L'indigence s'apprécie en fonction de l'ensemble des ressources du recourant, dont ses revenus, sa fortune et ses charges, tous les éléments pertinents étant pris en considération (ATF 135 I 221 consid. 5.1; 120 Ia 179 consid. 3a). La situation économique existant au moment du dépôt de la requête est déterminante (ATF 135 I 221 consid. 5.1; arrêt du Tribunal fédéral 4D_19/2016 du 11 avril 2016 consid. 4.1).
2.2. En l'espèce, le recourant ne conteste pas que sa situation financière lui permet d'assumer les honoraires d'un avocat, au besoin par mensualités. Il soutient en revanche être dans l'incapacité de s'acquitter de l'avance de frais qui pourrait être requise, dont le montant se situerait, compte tenu de la valeur litigieuse, entre 2'000 fr. et 8'000 fr., dans la mesure où il ne dispose d'aucune fortune.
Selon l'art. 17 du Règlement genevois fixant le tarif des frais en matière civile (RTFMC), l'émolument pour une procédure en libération de dette dont la valeur litigieuse s'élève à 34'520 fr. se situe entre 2'000 et 8'000 fr. Le disponible du recourant ne lui permet ainsi effectivement pas de s'acquitter en une seule fois de l'avance de frais qui pourrait lui être demandée en cas d'échec de la phase de conciliation.
La décision litigieuse sera en conséquence annulée et la cause renvoyée à l'autorité précédente afin qu'elle détermine si le recourant remplit les conditions d'octroi d'une assistance juridique partielle.

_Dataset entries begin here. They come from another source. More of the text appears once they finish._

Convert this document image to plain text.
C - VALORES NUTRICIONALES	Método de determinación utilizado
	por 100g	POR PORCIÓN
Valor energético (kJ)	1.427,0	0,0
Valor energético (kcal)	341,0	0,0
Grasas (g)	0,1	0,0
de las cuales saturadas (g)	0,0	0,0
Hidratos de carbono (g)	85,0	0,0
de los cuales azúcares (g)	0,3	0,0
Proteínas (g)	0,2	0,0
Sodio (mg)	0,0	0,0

PAR CES MOTIFS, LE VICE-PRÉSIDENT DE LA COUR :
A la forme :
Déclare recevable le recours formé par A______ contre la décision rendue le 28 août 2020 par la Vice-présidente du Tribunal de première instance dans la cause AC/2034/2020.
Au fond :
Renvoie la cause à l'Autorité de première instance pour instruction complémentaire et nouvelle décision au sens des considérants.
Déboute A______ de toutes autres conclusions.
Dit qu'il n'est pas perçu de frais judiciaires pour le recours, ni alloué de dépens.
Notifie une copie de la présente décision à A______ en l'Étude de Me Jacques EMERY (art. 137 CPC).
Siégeant :
Monsieur Patrick CHENAUX, Vice-président; Madame Maïté VALENTE, greffière.
Indication des voies de recours :
Conformément aux art. 72 ss de la loi fédérale sur le Tribunal fédéral du 17 juin 2005 (LTF; RS 173.110), la présente décision peut être portée dans les trente jours qui suivent sa notification avec expédition complète (art. 100 al. 1 LTF) par-devant le Tribunal fédéral par la voie du recours en matière civile.
Le recours doit être adressé au Tribunal fédéral, 1000 Lausanne 14.
Valeur litigieuse des conclusions pécuniaires au sens de la LTF supérieure ou égale à 30'000 fr.